According to the latest poll of polls by Real Clear Politics, Obama is ahead in Texas by roughly 2-3 percent and trails Clinton in Ohio by 7. If both states were to vote today, however, Obama would win Texas by a substantially larger margin and probably split Ohio with Clinton. Why? Two reasons: young voters and what I call "the cell phone effect."
Obama has outperformed the polling data in almost every contest on and since Super Tuesday. Heading into the Potomac Primaries, Obama registered 18 and 22 point leads, respectively, in the latest Virginia and Maryland poll. When the votes were counted, Obama had won Virginia by 29 and Maryland by 23. Obama defeated Clinton 64% to 35 in Virginia, overperforming the polls by 11 points, because he won the 18-29 vote 76% to 24. Obama defeated Clinton in Maryland 60% to 37, but only slightly overperformed the polls because he won young voters by a similar (but still lopsided) 64% to 33 margin. In other words, young voters don't seem as significant when its a multi-generational blowout - as it was in Maryland. However, young voters can and have to date turned otherwise close contests into big wins for Obama.

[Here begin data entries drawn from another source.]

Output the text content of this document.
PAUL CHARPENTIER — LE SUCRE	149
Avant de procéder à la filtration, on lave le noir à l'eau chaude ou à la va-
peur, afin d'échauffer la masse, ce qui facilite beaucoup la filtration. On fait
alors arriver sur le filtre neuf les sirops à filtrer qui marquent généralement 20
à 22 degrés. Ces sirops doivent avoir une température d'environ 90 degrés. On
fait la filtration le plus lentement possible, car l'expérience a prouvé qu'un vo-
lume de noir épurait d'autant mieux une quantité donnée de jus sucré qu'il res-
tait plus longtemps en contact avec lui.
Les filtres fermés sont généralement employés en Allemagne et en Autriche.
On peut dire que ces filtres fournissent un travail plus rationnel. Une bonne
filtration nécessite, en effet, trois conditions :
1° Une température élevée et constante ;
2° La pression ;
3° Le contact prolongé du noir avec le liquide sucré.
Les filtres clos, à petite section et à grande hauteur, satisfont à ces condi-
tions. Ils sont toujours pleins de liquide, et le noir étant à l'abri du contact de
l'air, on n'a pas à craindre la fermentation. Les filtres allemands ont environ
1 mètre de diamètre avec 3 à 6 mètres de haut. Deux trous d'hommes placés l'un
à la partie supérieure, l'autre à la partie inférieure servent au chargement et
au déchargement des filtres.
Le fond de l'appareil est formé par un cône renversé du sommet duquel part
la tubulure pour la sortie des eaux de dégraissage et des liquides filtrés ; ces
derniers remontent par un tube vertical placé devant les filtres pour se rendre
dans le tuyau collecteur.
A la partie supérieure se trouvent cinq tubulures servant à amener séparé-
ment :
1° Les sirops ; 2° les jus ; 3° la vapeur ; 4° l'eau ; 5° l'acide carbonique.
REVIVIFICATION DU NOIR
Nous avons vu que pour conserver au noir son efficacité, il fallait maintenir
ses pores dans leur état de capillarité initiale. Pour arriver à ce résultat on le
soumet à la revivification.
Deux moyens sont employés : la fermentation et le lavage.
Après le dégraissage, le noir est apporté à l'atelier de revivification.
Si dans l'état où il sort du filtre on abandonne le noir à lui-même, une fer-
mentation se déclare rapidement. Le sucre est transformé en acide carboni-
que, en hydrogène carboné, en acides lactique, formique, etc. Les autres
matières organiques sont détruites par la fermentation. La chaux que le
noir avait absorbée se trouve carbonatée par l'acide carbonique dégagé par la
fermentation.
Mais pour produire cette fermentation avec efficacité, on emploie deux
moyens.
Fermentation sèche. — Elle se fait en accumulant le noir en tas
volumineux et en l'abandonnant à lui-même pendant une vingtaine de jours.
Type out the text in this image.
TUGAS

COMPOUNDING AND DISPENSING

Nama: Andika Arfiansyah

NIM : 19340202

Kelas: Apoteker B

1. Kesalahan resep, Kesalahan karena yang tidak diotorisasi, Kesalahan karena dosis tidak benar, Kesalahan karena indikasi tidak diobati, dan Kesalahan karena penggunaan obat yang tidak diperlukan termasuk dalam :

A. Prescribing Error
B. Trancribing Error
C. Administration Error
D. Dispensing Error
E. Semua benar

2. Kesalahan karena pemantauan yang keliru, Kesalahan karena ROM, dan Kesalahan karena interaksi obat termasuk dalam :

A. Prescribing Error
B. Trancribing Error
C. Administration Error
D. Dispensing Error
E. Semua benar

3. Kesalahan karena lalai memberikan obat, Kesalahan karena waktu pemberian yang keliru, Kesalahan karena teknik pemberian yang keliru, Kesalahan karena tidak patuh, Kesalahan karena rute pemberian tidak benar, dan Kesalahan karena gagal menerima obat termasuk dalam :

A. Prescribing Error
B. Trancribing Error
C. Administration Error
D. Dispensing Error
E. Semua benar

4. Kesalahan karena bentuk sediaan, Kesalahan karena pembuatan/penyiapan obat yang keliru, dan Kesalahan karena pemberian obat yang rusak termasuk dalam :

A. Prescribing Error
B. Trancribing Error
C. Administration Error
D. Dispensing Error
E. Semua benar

That's what happened in Wisconsin. Obama registered a 4 point lead in the polls. On election day, however, Obama thumped Clinton by 17. Obama won Wisconsin 58%-41, overperforming the polls by 13 points, in large part because he won the 18-29 vote 70%-26.

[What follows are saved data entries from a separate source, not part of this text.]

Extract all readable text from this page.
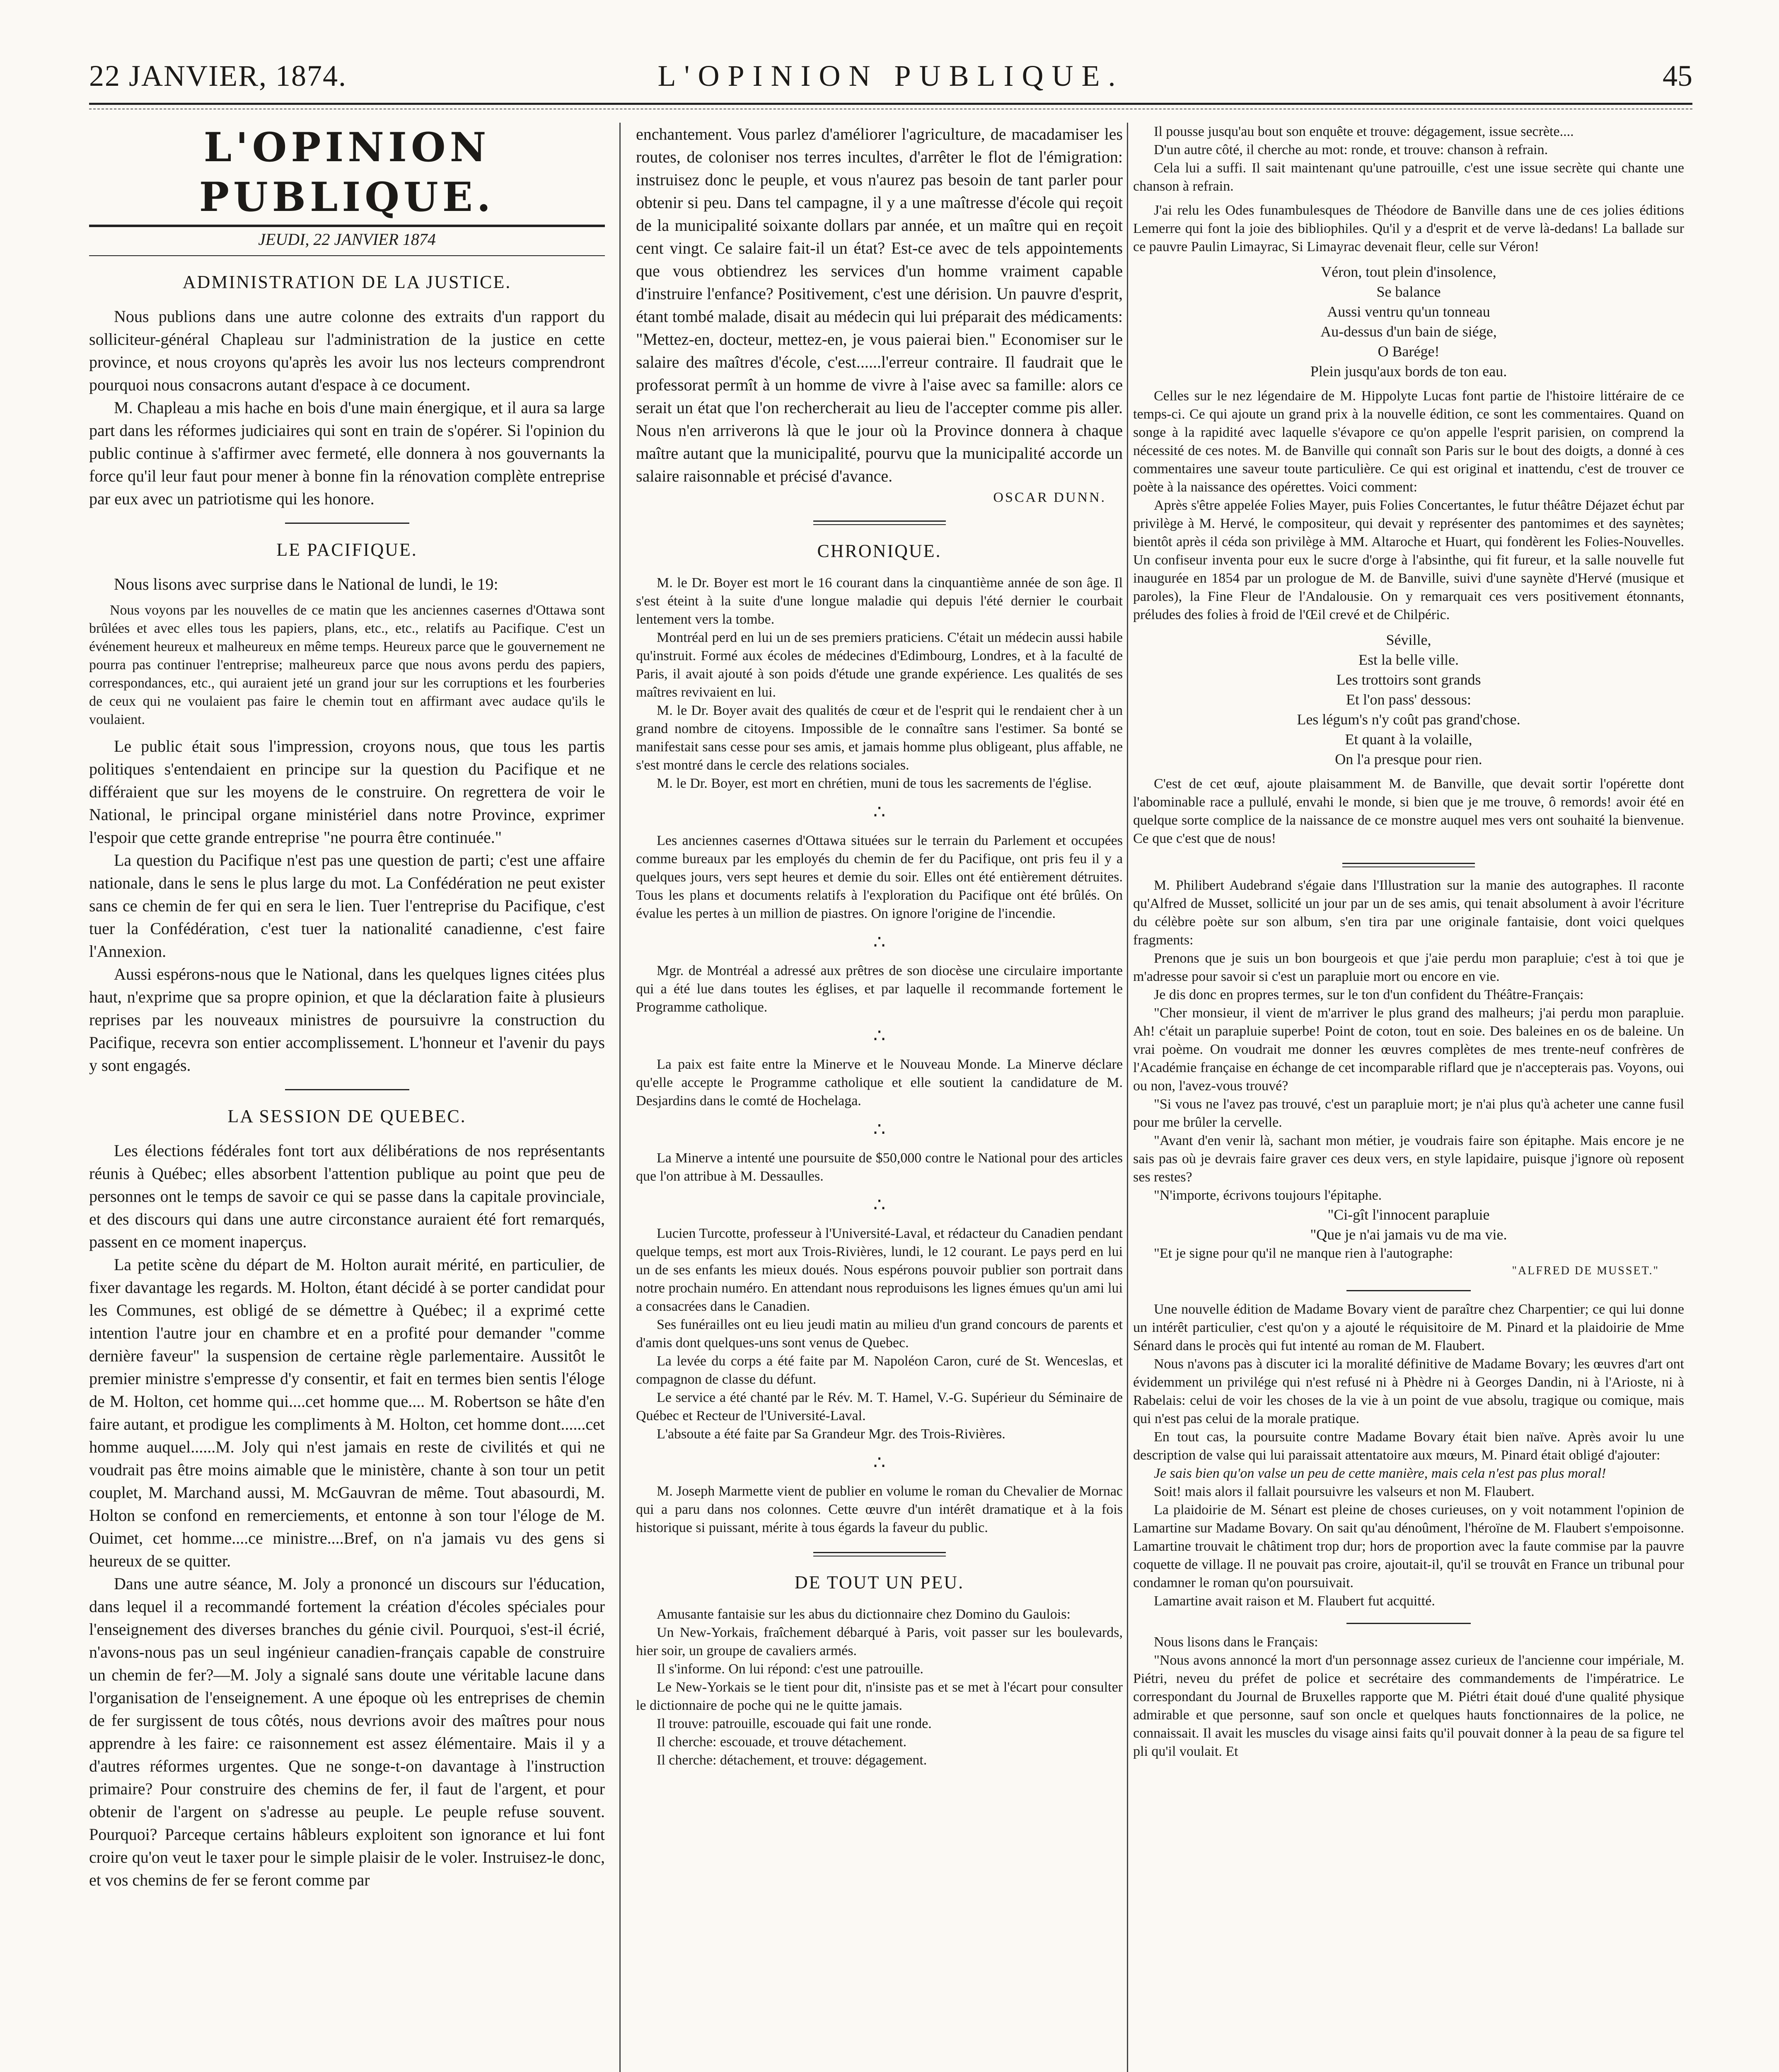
L'OPINION PUBLIQUE.
22 JANVIER, 1874.	45

L'OPINION PUBLIQUE.

JEUDI, 22 JANVIER 1874

ADMINISTRATION DE LA JUSTICE.

Nous publions dans une autre colonne des extraits d'un rapport du solliciteur-général Chapleau sur l'administration de la justice en cette province, et nous croyons qu'après les avoir lus nos lecteurs comprendront pourquoi nous consacrons autant d'espace à ce document.

M. Chapleau a mis hache en bois d'une main énergique, et il aura sa large part dans les réformes judiciaires qui sont en train de s'opérer. Si l'opinion du public continue à s'affirmer avec fermeté, elle donnera à nos gouvernants la force qu'il leur faut pour mener à bonne fin la rénovation complète entreprise par eux avec un patriotisme qui les honore.

LE PACIFIQUE.

Nous lisons avec surprise dans le National de lundi, le 19:

Nous voyons par les nouvelles de ce matin que les anciennes casernes d'Ottawa sont brûlées et avec elles tous les papiers, plans, etc., etc., relatifs au Pacifique. C'est un événement heureux et malheureux en même temps. Heureux parce que le gouvernement ne pourra pas continuer l'entreprise; malheureux parce que nous avons perdu des papiers, correspondances, etc., qui auraient jeté un grand jour sur les corruptions et les fourberies de ceux qui ne voulaient pas faire le chemin tout en affirmant avec audace qu'ils le voulaient.

Le public était sous l'impression, croyons nous, que tous les partis politiques s'entendaient en principe sur la question du Pacifique et ne différaient que sur les moyens de le construire. On regrettera de voir le National, le principal organe ministériel dans notre Province, exprimer l'espoir que cette grande entreprise "ne pourra être continuée."

La question du Pacifique n'est pas une question de parti; c'est une affaire nationale, dans le sens le plus large du mot. La Confédération ne peut exister sans ce chemin de fer qui en sera le lien. Tuer l'entreprise du Pacifique, c'est tuer la Confédération, c'est tuer la nationalité canadienne, c'est faire l'Annexion.

Aussi espérons-nous que le National, dans les quelques lignes citées plus haut, n'exprime que sa propre opinion, et que la déclaration faite à plusieurs reprises par les nouveaux ministres de poursuivre la construction du Pacifique, recevra son entier accomplissement. L'honneur et l'avenir du pays y sont engagés.

LA SESSION DE QUEBEC.

Les élections fédérales font tort aux délibérations de nos représentants réunis à Québec; elles absorbent l'attention publique au point que peu de personnes ont le temps de savoir ce qui se passe dans la capitale provinciale, et des discours qui dans une autre circonstance auraient été fort remarqués, passent en ce moment inaperçus.

La petite scène du départ de M. Holton aurait mérité, en particulier, de fixer davantage les regards. M. Holton, étant décidé à se porter candidat pour les Communes, est obligé de se démettre à Québec; il a exprimé cette intention l'autre jour en chambre et en a profité pour demander "comme dernière faveur" la suspension de certaine règle parlementaire. Aussitôt le premier ministre s'empresse d'y consentir, et fait en termes bien sentis l'éloge de M. Holton, cet homme qui....cet homme que.... M. Robertson se hâte d'en faire autant, et prodigue les compliments à M. Holton, cet homme dont......cet homme auquel......M. Joly qui n'est jamais en reste de civilités et qui ne voudrait pas être moins aimable que le ministère, chante à son tour un petit couplet, M. Marchand aussi, M. McGauvran de même. Tout abasourdi, M. Holton se confond en remerciements, et entonne à son tour l'éloge de M. Ouimet, cet homme....ce ministre....Bref, on n'a jamais vu des gens si heureux de se quitter.

Dans une autre séance, M. Joly a prononcé un discours sur l'éducation, dans lequel il a recommandé fortement la création d'écoles spéciales pour l'enseignement des diverses branches du génie civil. Pourquoi, s'est-il écrié, n'avons-nous pas un seul ingénieur canadien-français capable de construire un chemin de fer?—M. Joly a signalé sans doute une véritable lacune dans l'organisation de l'enseignement. A une époque où les entreprises de chemin de fer surgissent de tous côtés, nous devrions avoir des maîtres pour nous apprendre à les faire: ce raisonnement est assez élémentaire. Mais il y a d'autres réformes urgentes. Que ne songe-t-on davantage à l'instruction primaire? Pour construire des chemins de fer, il faut de l'argent, et pour obtenir de l'argent on s'adresse au peuple. Le peuple refuse souvent. Pourquoi? Parceque certains hâbleurs exploitent son ignorance et lui font croire qu'on veut le taxer pour le simple plaisir de le voler. Instruisez-le donc, et vos chemins de fer se feront comme par

enchantement. Vous parlez d'améliorer l'agriculture, de macadamiser les routes, de coloniser nos terres incultes, d'arrêter le flot de l'émigration: instruisez donc le peuple, et vous n'aurez pas besoin de tant parler pour obtenir si peu. Dans tel campagne, il y a une maîtresse d'école qui reçoit de la municipalité soixante dollars par année, et un maître qui en reçoit cent vingt. Ce salaire fait-il un état? Est-ce avec de tels appointements que vous obtiendrez les services d'un homme vraiment capable d'instruire l'enfance? Positivement, c'est une dérision. Un pauvre d'esprit, étant tombé malade, disait au médecin qui lui préparait des médicaments: "Mettez-en, docteur, mettez-en, je vous paierai bien." Economiser sur le salaire des maîtres d'école, c'est......l'erreur contraire. Il faudrait que le professorat permît à un homme de vivre à l'aise avec sa famille: alors ce serait un état que l'on rechercherait au lieu de l'accepter comme pis aller. Nous n'en arriverons là que le jour où la Province donnera à chaque maître autant que la municipalité, pourvu que la municipalité accorde un salaire raisonnable et précisé d'avance.

OSCAR DUNN.

CHRONIQUE.

M. le Dr. Boyer est mort le 16 courant dans la cinquantième année de son âge. Il s'est éteint à la suite d'une longue maladie qui depuis l'été dernier le courbait lentement vers la tombe.

Montréal perd en lui un de ses premiers praticiens. C'était un médecin aussi habile qu'instruit. Formé aux écoles de médecines d'Edimbourg, Londres, et à la faculté de Paris, il avait ajouté à son poids d'étude une grande expérience. Les qualités de ses maîtres revivaient en lui.

M. le Dr. Boyer avait des qualités de cœur et de l'esprit qui le rendaient cher à un grand nombre de citoyens. Impossible de le connaître sans l'estimer. Sa bonté se manifestait sans cesse pour ses amis, et jamais homme plus obligeant, plus affable, ne s'est montré dans le cercle des relations sociales.

M. le Dr. Boyer, est mort en chrétien, muni de tous les sacrements de l'église.

∴

Les anciennes casernes d'Ottawa situées sur le terrain du Parlement et occupées comme bureaux par les employés du chemin de fer du Pacifique, ont pris feu il y a quelques jours, vers sept heures et demie du soir. Elles ont été entièrement détruites. Tous les plans et documents relatifs à l'exploration du Pacifique ont été brûlés. On évalue les pertes à un million de piastres. On ignore l'origine de l'incendie.

∴

Mgr. de Montréal a adressé aux prêtres de son diocèse une circulaire importante qui a été lue dans toutes les églises, et par laquelle il recommande fortement le Programme catholique.

∴

La paix est faite entre la Minerve et le Nouveau Monde. La Minerve déclare qu'elle accepte le Programme catholique et elle soutient la candidature de M. Desjardins dans le comté de Hochelaga.

∴

La Minerve a intenté une poursuite de $50,000 contre le National pour des articles que l'on attribue à M. Dessaulles.

∴

Lucien Turcotte, professeur à l'Université-Laval, et rédacteur du Canadien pendant quelque temps, est mort aux Trois-Rivières, lundi, le 12 courant. Le pays perd en lui un de ses enfants les mieux doués. Nous espérons pouvoir publier son portrait dans notre prochain numéro. En attendant nous reproduisons les lignes émues qu'un ami lui a consacrées dans le Canadien.

Ses funérailles ont eu lieu jeudi matin au milieu d'un grand concours de parents et d'amis dont quelques-uns sont venus de Quebec.

La levée du corps a été faite par M. Napoléon Caron, curé de St. Wenceslas, et compagnon de classe du défunt.

Le service a été chanté par le Rév. M. T. Hamel, V.-G. Supérieur du Séminaire de Québec et Recteur de l'Université-Laval.

L'absoute a été faite par Sa Grandeur Mgr. des Trois-Rivières.

∴

M. Joseph Marmette vient de publier en volume le roman du Chevalier de Mornac qui a paru dans nos colonnes. Cette œuvre d'un intérêt dramatique et à la fois historique si puissant, mérite à tous égards la faveur du public.

DE TOUT UN PEU.

Amusante fantaisie sur les abus du dictionnaire chez Domino du Gaulois:

Un New-Yorkais, fraîchement débarqué à Paris, voit passer sur les boulevards, hier soir, un groupe de cavaliers armés.

Il s'informe. On lui répond: c'est une patrouille.

Le New-Yorkais se le tient pour dit, n'insiste pas et se met à l'écart pour consulter le dictionnaire de poche qui ne le quitte jamais.

Il trouve: patrouille, escouade qui fait une ronde.

Il cherche: escouade, et trouve détachement.

Il cherche: détachement, et trouve: dégagement.

Il pousse jusqu'au bout son enquête et trouve: dégagement, issue secrète....

D'un autre côté, il cherche au mot: ronde, et trouve: chanson à refrain.

Cela lui a suffi. Il sait maintenant qu'une patrouille, c'est une issue secrète qui chante une chanson à refrain.

J'ai relu les Odes funambulesques de Théodore de Banville dans une de ces jolies éditions Lemerre qui font la joie des bibliophiles. Qu'il y a d'esprit et de verve là-dedans! La ballade sur ce pauvre Paulin Limayrac, Si Limayrac devenait fleur, celle sur Véron!

Véron, tout plein d'insolence,

Se balance

Aussi ventru qu'un tonneau

Au-dessus d'un bain de siége,

O Barége!

Plein jusqu'aux bords de ton eau.

Celles sur le nez légendaire de M. Hippolyte Lucas font partie de l'histoire littéraire de ce temps-ci. Ce qui ajoute un grand prix à la nouvelle édition, ce sont les commentaires. Quand on songe à la rapidité avec laquelle s'évapore ce qu'on appelle l'esprit parisien, on comprend la nécessité de ces notes. M. de Banville qui connaît son Paris sur le bout des doigts, a donné à ces commentaires une saveur toute particulière. Ce qui est original et inattendu, c'est de trouver ce poète à la naissance des opérettes. Voici comment:

Après s'être appelée Folies Mayer, puis Folies Concertantes, le futur théâtre Déjazet échut par privilège à M. Hervé, le compositeur, qui devait y représenter des pantomimes et des saynètes; bientôt après il céda son privilège à MM. Altaroche et Huart, qui fondèrent les Folies-Nouvelles. Un confiseur inventa pour eux le sucre d'orge à l'absinthe, qui fit fureur, et la salle nouvelle fut inaugurée en 1854 par un prologue de M. de Banville, suivi d'une saynète d'Hervé (musique et paroles), la Fine Fleur de l'Andalousie. On y remarquait ces vers positivement étonnants, préludes des folies à froid de l'Œil crevé et de Chilpéric.

Séville,

Est la belle ville.

Les trottoirs sont grands

Et l'on pass' dessous:

Les légum's n'y coût pas grand'chose.

Et quant à la volaille,

On l'a presque pour rien.

C'est de cet œuf, ajoute plaisamment M. de Banville, que devait sortir l'opérette dont l'abominable race a pullulé, envahi le monde, si bien que je me trouve, ô remords! avoir été en quelque sorte complice de la naissance de ce monstre auquel mes vers ont souhaité la bienvenue. Ce que c'est que de nous!

M. Philibert Audebrand s'égaie dans l'Illustration sur la manie des autographes. Il raconte qu'Alfred de Musset, sollicité un jour par un de ses amis, qui tenait absolument à avoir l'écriture du célèbre poète sur son album, s'en tira par une originale fantaisie, dont voici quelques fragments:

Prenons que je suis un bon bourgeois et que j'aie perdu mon parapluie; c'est à toi que je m'adresse pour savoir si c'est un parapluie mort ou encore en vie.

Je dis donc en propres termes, sur le ton d'un confident du Théâtre-Français:

"Cher monsieur, il vient de m'arriver le plus grand des malheurs; j'ai perdu mon parapluie. Ah! c'était un parapluie superbe! Point de coton, tout en soie. Des baleines en os de baleine. Un vrai poème. On voudrait me donner les œuvres complètes de mes trente-neuf confrères de l'Académie française en échange de cet incomparable riflard que je n'accepterais pas. Voyons, oui ou non, l'avez-vous trouvé?

"Si vous ne l'avez pas trouvé, c'est un parapluie mort; je n'ai plus qu'à acheter une canne fusil pour me brûler la cervelle.

"Avant d'en venir là, sachant mon métier, je voudrais faire son épitaphe. Mais encore je ne sais pas où je devrais faire graver ces deux vers, en style lapidaire, puisque j'ignore où reposent ses restes?

"N'importe, écrivons toujours l'épitaphe.

"Ci-gît l'innocent parapluie

"Que je n'ai jamais vu de ma vie.

"Et je signe pour qu'il ne manque rien à l'autographe:

"ALFRED DE MUSSET."

Une nouvelle édition de Madame Bovary vient de paraître chez Charpentier; ce qui lui donne un intérêt particulier, c'est qu'on y a ajouté le réquisitoire de M. Pinard et la plaidoirie de Mme Sénard dans le procès qui fut intenté au roman de M. Flaubert.

Nous n'avons pas à discuter ici la moralité définitive de Madame Bovary; les œuvres d'art ont évidemment un privilége qui n'est refusé ni à Phèdre ni à Georges Dandin, ni à l'Arioste, ni à Rabelais: celui de voir les choses de la vie à un point de vue absolu, tragique ou comique, mais qui n'est pas celui de la morale pratique.

En tout cas, la poursuite contre Madame Bovary était bien naïve. Après avoir lu une description de valse qui lui paraissait attentatoire aux mœurs, M. Pinard était obligé d'ajouter:

Je sais bien qu'on valse un peu de cette manière, mais cela n'est pas plus moral!

Soit! mais alors il fallait poursuivre les valseurs et non M. Flaubert.

La plaidoirie de M. Sénart est pleine de choses curieuses, on y voit notamment l'opinion de Lamartine sur Madame Bovary. On sait qu'au dénoûment, l'héroïne de M. Flaubert s'empoisonne. Lamartine trouvait le châtiment trop dur; hors de proportion avec la faute commise par la pauvre coquette de village. Il ne pouvait pas croire, ajoutait-il, qu'il se trouvât en France un tribunal pour condamner le roman qu'on poursuivait.

Lamartine avait raison et M. Flaubert fut acquitté.

Nous lisons dans le Français:

"Nous avons annoncé la mort d'un personnage assez curieux de l'ancienne cour impériale, M. Piétri, neveu du préfet de police et secrétaire des commandements de l'impératrice. Le correspondant du Journal de Bruxelles rapporte que M. Piétri était doué d'une qualité physique admirable et que personne, sauf son oncle et quelques hauts fonctionnaires de la police, ne connaissait. Il avait les muscles du visage ainsi faits qu'il pouvait donner à la peau de sa figure tel pli qu'il voulait. Et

The inability of pollsters to measure Obama's momentum owes to consistent undersampling of young voters and oversampling of seniors, both of which occur because 14% of voters have cell phones but no landlines and roughly one-half of these voters are under the age of 30. Since young people are a core Obama constituency and seniors a core Clinton constituency, the cell phone effect translates into an unintentional but unmistakable pro-Clinton bias in the polls.
If the polling numbers hold, Obama will most likely deliver a knockout blow to Clinton in the Lone Star State.